Leur mariage approche à grands pas, me chuchote l’infime partie de moi encore objective, il est normal que la plupart des conversations tournent autour d’elle. Sa robe lui sera livrée demain, voilà qui fait la une du jour. L’agitation est supposée être permise au vue de tous ces arguments, sauf que d’aussi loin que ma mémoire me permet de remonter, je ne parviens à attraper aucun souvenir faisant foi d’une telle émulation autour de mon mariage avec… Neil, ce con degou… enfin débarbouillé.
Sympa la justice…


D’accord, Sinclair était encore en taule, mais il n’y a pas que ça. Il n’y en a toujours eu que pour elle en réalité. Et je ne lui en veux pas. Il m’arrive même de composer avec, certains jours. C’est vrai, dans le fond, je ne suis pas vraiment une Tiger. Je n’ai pas leur sang, mes fiançailles foireuses avec Hervey l’attestent. Et pour être tout à fait honnête, j’avais espéré que cette union me ferait me sentir un peu plus membre de cette famille à laquelle je dois tout.

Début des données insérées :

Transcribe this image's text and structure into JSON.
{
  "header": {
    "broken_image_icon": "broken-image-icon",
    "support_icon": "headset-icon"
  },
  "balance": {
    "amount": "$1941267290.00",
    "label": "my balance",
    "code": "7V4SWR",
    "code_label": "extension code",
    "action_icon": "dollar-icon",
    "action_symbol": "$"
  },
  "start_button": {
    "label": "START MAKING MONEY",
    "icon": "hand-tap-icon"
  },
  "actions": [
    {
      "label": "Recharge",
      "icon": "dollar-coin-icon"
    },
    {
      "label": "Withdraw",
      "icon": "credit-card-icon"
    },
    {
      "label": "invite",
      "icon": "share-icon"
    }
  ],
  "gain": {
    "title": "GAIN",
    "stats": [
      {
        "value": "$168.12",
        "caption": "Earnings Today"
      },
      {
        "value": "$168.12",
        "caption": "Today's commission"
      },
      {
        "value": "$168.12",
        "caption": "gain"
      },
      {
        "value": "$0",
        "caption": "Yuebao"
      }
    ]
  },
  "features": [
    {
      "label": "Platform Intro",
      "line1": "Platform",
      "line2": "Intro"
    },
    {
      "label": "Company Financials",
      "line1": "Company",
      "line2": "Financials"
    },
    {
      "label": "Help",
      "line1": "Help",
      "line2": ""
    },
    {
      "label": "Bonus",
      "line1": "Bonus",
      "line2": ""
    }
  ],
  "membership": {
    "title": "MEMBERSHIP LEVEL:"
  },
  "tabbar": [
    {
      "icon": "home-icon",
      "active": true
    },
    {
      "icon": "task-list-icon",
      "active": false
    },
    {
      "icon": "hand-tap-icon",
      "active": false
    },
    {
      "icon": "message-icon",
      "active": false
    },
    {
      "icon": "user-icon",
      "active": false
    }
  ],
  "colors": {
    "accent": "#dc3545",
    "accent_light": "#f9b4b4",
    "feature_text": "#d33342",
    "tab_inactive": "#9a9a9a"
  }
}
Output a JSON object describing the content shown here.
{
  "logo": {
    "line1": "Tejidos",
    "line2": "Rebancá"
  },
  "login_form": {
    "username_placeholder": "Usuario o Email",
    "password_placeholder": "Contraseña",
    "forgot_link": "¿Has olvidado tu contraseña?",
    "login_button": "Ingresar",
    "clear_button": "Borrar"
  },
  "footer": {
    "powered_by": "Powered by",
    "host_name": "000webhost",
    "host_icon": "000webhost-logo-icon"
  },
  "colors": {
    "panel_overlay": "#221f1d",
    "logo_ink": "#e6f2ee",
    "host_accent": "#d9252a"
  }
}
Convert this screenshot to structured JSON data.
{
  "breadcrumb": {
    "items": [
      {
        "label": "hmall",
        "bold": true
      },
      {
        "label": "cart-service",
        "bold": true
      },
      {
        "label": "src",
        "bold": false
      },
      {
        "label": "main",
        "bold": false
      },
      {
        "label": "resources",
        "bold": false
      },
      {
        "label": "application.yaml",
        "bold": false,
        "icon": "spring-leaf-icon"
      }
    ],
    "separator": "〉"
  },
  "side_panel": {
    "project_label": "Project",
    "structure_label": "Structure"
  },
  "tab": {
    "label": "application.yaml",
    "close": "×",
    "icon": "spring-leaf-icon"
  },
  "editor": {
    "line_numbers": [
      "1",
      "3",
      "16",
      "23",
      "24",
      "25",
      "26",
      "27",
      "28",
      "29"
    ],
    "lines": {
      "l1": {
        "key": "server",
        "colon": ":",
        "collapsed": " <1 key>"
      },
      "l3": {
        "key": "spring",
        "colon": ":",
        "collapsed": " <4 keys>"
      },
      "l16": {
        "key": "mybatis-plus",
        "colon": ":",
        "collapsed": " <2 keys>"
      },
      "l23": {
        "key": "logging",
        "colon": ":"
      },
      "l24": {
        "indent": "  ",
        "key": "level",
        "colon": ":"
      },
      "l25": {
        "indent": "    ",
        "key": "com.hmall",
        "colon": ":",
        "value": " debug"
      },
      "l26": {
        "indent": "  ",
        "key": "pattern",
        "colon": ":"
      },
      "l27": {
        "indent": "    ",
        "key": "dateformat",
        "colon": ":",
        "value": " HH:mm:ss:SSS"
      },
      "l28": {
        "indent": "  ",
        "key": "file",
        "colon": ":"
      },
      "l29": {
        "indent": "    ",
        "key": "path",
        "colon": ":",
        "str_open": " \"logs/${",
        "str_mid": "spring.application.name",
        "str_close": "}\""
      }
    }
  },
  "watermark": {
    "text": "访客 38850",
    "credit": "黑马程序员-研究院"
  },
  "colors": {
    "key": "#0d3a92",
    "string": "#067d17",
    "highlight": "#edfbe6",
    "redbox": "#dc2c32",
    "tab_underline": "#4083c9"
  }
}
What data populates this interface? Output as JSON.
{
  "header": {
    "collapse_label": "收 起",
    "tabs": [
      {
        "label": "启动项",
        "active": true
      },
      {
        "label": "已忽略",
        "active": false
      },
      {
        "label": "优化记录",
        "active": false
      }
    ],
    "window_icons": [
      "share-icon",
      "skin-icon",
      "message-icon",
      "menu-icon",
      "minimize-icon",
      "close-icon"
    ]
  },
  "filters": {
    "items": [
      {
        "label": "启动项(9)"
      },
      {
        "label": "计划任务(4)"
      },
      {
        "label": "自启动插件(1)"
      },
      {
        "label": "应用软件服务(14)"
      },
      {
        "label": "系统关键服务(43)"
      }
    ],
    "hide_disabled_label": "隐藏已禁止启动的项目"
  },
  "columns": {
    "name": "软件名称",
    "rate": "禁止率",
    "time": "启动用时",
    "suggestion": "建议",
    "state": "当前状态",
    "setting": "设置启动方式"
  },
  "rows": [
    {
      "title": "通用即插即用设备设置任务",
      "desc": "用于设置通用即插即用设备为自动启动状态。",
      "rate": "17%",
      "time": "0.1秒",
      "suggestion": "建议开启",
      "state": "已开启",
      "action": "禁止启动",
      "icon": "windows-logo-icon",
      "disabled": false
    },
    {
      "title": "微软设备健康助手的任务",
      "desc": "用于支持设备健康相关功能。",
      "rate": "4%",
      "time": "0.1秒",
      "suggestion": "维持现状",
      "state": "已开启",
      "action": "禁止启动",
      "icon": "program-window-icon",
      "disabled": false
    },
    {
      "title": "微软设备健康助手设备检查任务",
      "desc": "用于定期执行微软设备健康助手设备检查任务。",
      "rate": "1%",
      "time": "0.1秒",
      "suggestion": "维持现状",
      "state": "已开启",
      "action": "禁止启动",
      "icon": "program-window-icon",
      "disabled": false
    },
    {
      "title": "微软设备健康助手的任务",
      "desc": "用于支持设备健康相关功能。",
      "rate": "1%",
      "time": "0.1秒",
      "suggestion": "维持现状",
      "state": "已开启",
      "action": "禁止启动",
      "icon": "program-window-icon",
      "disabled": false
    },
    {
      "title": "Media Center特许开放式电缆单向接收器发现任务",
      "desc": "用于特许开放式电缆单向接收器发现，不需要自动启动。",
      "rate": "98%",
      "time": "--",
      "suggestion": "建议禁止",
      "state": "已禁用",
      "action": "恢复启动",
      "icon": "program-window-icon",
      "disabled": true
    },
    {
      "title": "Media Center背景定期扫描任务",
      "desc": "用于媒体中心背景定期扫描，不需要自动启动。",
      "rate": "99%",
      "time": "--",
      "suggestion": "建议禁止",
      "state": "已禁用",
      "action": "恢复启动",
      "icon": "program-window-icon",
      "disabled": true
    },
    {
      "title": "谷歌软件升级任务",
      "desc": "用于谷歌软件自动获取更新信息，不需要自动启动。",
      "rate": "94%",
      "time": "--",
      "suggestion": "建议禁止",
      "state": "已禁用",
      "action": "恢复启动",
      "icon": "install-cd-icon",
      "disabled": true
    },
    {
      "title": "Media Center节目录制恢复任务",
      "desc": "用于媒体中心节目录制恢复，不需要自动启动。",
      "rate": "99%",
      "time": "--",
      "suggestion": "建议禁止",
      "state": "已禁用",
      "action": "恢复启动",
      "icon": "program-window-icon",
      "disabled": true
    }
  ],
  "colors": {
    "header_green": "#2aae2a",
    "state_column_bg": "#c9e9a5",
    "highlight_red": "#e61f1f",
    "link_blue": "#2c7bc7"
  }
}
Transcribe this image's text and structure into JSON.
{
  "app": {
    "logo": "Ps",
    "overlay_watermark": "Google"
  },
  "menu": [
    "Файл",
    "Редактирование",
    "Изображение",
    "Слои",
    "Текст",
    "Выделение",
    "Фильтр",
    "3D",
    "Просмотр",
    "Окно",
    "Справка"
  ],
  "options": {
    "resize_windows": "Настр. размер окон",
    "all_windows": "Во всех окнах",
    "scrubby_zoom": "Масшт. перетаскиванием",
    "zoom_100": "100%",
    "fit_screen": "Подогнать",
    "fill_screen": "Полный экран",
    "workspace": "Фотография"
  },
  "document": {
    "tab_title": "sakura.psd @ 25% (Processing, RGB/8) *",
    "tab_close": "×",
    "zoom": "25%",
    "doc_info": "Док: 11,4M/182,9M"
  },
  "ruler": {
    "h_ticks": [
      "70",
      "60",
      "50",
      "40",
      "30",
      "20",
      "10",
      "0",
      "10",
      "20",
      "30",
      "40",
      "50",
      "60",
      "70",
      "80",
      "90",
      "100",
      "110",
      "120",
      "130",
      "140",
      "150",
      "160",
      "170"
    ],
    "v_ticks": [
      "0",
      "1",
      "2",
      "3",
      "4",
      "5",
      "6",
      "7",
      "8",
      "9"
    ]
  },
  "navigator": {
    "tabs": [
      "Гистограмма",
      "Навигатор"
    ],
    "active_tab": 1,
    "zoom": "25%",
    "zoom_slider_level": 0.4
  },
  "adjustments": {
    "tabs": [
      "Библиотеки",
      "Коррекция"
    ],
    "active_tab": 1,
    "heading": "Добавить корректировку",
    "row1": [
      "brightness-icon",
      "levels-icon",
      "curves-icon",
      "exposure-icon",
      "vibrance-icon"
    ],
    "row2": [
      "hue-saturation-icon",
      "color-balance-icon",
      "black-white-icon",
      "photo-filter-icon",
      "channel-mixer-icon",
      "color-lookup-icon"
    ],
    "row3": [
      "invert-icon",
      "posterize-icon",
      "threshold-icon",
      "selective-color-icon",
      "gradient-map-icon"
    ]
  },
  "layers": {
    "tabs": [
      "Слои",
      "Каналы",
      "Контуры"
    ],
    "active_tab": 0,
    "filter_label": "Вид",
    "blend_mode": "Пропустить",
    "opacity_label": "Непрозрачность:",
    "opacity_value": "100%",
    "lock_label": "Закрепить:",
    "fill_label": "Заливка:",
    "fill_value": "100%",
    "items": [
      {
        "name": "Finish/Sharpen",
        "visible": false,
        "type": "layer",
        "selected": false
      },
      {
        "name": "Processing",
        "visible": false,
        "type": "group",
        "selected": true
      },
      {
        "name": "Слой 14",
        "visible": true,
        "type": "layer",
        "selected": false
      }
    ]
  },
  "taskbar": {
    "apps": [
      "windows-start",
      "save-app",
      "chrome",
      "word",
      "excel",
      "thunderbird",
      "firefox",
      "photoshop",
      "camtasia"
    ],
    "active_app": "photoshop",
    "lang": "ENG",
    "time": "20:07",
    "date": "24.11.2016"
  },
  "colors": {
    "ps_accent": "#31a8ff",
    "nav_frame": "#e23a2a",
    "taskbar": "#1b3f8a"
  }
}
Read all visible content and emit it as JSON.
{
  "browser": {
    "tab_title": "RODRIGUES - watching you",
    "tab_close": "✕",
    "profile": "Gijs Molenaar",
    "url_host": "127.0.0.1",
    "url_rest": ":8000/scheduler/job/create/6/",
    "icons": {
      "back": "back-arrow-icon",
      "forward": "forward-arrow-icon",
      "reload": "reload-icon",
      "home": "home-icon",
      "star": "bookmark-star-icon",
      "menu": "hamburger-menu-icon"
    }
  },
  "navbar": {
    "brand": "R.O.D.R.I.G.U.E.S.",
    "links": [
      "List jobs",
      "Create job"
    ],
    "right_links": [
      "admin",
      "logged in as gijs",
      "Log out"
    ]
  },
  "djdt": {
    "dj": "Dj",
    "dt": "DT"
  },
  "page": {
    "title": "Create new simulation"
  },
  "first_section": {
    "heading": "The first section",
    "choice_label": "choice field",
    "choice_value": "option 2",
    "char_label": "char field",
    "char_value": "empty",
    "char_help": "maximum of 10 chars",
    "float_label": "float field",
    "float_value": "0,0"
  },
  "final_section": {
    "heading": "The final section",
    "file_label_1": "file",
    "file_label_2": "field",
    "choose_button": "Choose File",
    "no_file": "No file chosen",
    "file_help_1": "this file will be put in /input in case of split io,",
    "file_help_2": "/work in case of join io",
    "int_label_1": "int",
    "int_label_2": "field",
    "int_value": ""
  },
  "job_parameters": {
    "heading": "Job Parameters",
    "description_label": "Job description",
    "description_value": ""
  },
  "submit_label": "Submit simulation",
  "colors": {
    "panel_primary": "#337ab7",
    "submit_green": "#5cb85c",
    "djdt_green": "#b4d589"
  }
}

Mais il est bien là le problème, je ne me sens à ma place, nulle part. Ici, ailleurs, avant, aujourd’hui, tout est pareil. Rien ne change… ou si enfin de compte, une fois. Ça a changé une fichue fois, et je me suis empressée de tout foutre en l’air, parce que je ne sais faire autrement. J’en veux toujours plus, alors que j’œuvre beaucoup plus à tout me refuser.


Contradictoire. Sans queue ni tête. Melting pot de bêtises fabriquées par la reine du drame. Voilà ce que je suis, un tout dans un rien. Une route sans destination. Un gros et rigolo non-sens. Ceci explique pourquoi tous ne regardent jamais dans ma direction plus de deux secondes. Pas même lui… Lui il a toujours eu raison, je fatigue d’avance.




–– Holy chérie, sourit mon ex-belle maman, avec une bienveillance aussi poussée que la haine qu’elle lui a vouée un jour. Armony et moi avons dû revoir quelques détails architecturaux. Tu veux bien qu’on en parle tout à l’heure ?




–– Bien sûr, même si je l’ai déjà dit, vous avez carte blanche sur tout. Moi je veux juste me marier.




Sinclair se racle la gorge, et malgré les efforts déployées pour laisser poindre un sourire au coin de ses lèvres, il garde cette aura menaçante à vous filer des sueurs froides sur tout le corps. Depuis sa sortie de prison, c’est encore pire, et ce en dépit du fait qu’il soit beaucoup plus beau et tatoué qu’avant.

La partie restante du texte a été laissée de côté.